In .NET, two objects only == each other if they are the same reference. So a pointer to string A won't equal a pointer to string B if the contents of the two are the same but they reside in a different place in memory. Instead, you must do this:
string a = "test";
string b = "test";
if (a.Equals(b)) { something }
This is all well and good, but what happens when I have two RegionObjects loaded from my database? One way to do this would be to write a custom Equals function that looks like this:
class RegionObject
{
public string country;
public string postal_code;
public override bool Equals(RegionObject obj)
{
if (country.Equals(obj.country) && postal_code.Equals(obj.postal_code)) return true;
return false;
}
}
This works great until I start adding new fields to the RegionObject.
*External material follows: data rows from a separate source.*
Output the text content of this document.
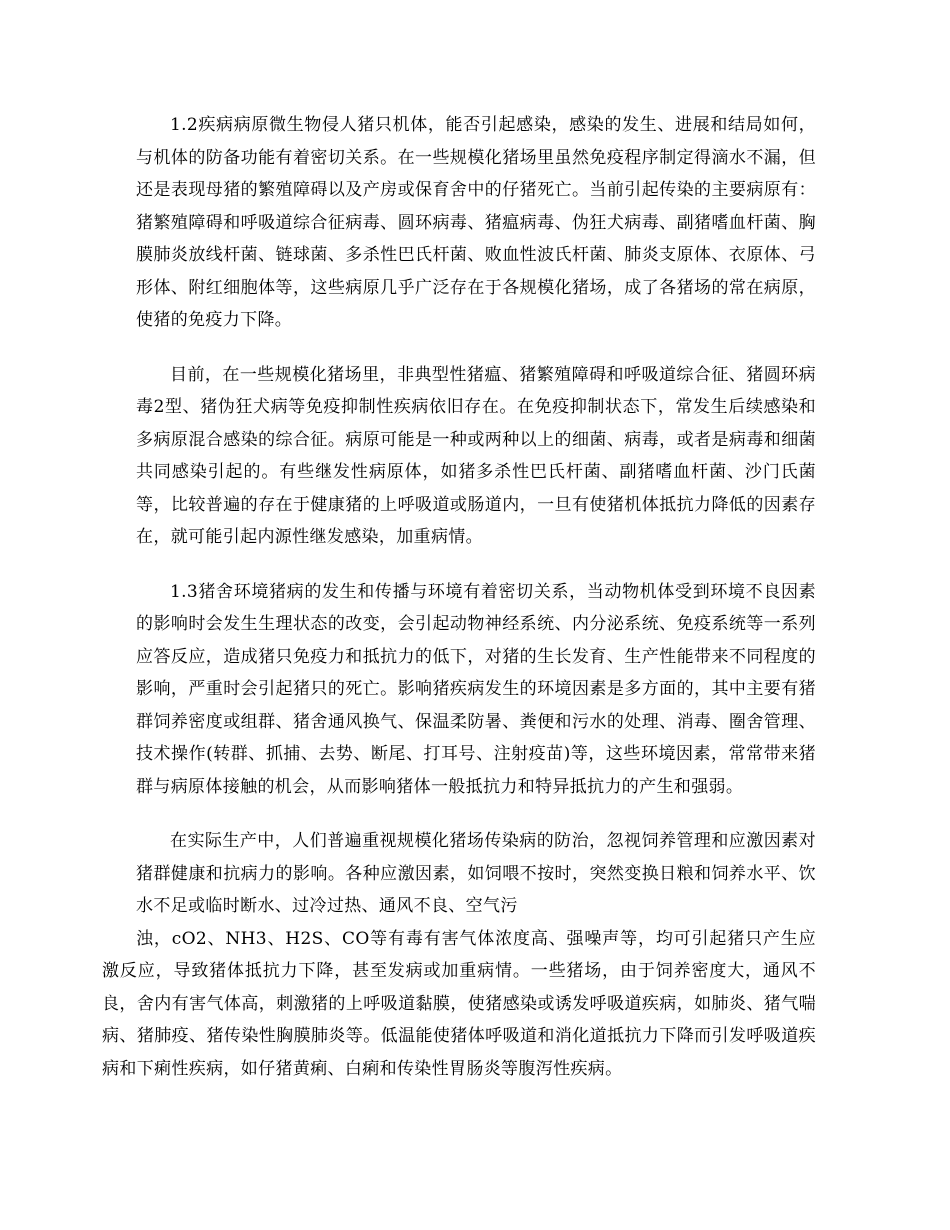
1.2疾病病原微生物侵人猪只机体，能否引起感染，感染的发生、进展和结局如何，与机体的防备功能有着密切关系。在一些规模化猪场里虽然免疫程序制定得滴水不漏，但还是表现母猪的繁殖障碍以及产房或保育舍中的仔猪死亡。当前引起传染的主要病原有：猪繁殖障碍和呼吸道综合征病毒、圆环病毒、猪瘟病毒、伪狂犬病毒、副猪嗜血杆菌、胸膜肺炎放线杆菌、链球菌、多杀性巴氏杆菌、败血性波氏杆菌、肺炎支原体、衣原体、弓形体、附红细胞体等，这些病原几乎广泛存在于各规模化猪场，成了各猪场的常在病原，使猪的免疫力下降。

目前，在一些规模化猪场里，非典型性猪瘟、猪繁殖障碍和呼吸道综合征、猪圆环病毒2型、猪伪狂犬病等免疫抑制性疾病依旧存在。在免疫抑制状态下，常发生后续感染和多病原混合感染的综合征。病原可能是一种或两种以上的细菌、病毒，或者是病毒和细菌共同感染引起的。有些继发性病原体，如猪多杀性巴氏杆菌、副猪嗜血杆菌、沙门氏菌等，比较普遍的存在于健康猪的上呼吸道或肠道内，一旦有使猪机体抵抗力降低的因素存在，就可能引起内源性继发感染，加重病情。

1.3猪舍环境猪病的发生和传播与环境有着密切关系，当动物机体受到环境不良因素的影响时会发生生理状态的改变，会引起动物神经系统、内分泌系统、免疫系统等一系列应答反应，造成猪只免疫力和抵抗力的低下，对猪的生长发育、生产性能带来不同程度的影响，严重时会引起猪只的死亡。影响猪疾病发生的环境因素是多方面的，其中主要有猪群饲养密度或组群、猪舍通风换气、保温柔防暑、粪便和污水的处理、消毒、圈舍管理、技术操作(转群、抓捕、去势、断尾、打耳号、注射疫苗)等，这些环境因素，常常带来猪群与病原体接触的机会，从而影响猪体一般抵抗力和特异抵抗力的产生和强弱。

在实际生产中，人们普遍重视规模化猪场传染病的防治，忽视饲养管理和应激因素对猪群健康和抗病力的影响。各种应激因素，如饲喂不按时，突然变换日粮和饲养水平、饮水不足或临时断水、过冷过热、通风不良、空气污
浊，cO2、NH3、H2S、CO等有毒有害气体浓度高、强噪声等，均可引起猪只产生应激反应，导致猪体抵抗力下降，甚至发病或加重病情。一些猪场，由于饲养密度大，通风不良，舍内有害气体高，刺激猪的上呼吸道黏膜，使猪感染或诱发呼吸道疾病，如肺炎、猪气喘病、猪肺疫、猪传染性胸膜肺炎等。低温能使猪体呼吸道和消化道抵抗力下降而引发呼吸道疾病和下痢性疾病，如仔猪黄痢、白痢和传染性胃肠炎等腹泻性疾病。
Then, I have to remember to add a new test each time I add a new field. I don't like that.
Instead, here's a generic function that gets the job done for any compound object using .NET reflections:
public static bool AreEqual(object o1, object o2)
{
// Make sure both classes are of the same type
Type _t = o1.GetType();
if (!o2.GetType().Equals(_t)) return false;
// Compare all properties and ensure they're the same
PropertyInfo[] props = _t.GetProperties();
for (int i = 0; i < props.Length; i++) {
object value1 = props[ i ].GetValue(o1, new object[] { });
object value2 = props[ i ].GetValue(o2, new object[] { });
if (!value1.Equals(value2)) {
return false;
}
}
// Compare all fields (members) and ensure they're the same
FieldInfo[] fields = _t.GetFields();
for (int i = 0; i < fields.Length; i++) {
object value1 = fields[ i ].GetValue(o1);
object value2 = fields[ i ].GetValue(o2);
if (!value1.Equals(value2)) {
return false;
}
}
// Got this far - they must be identical!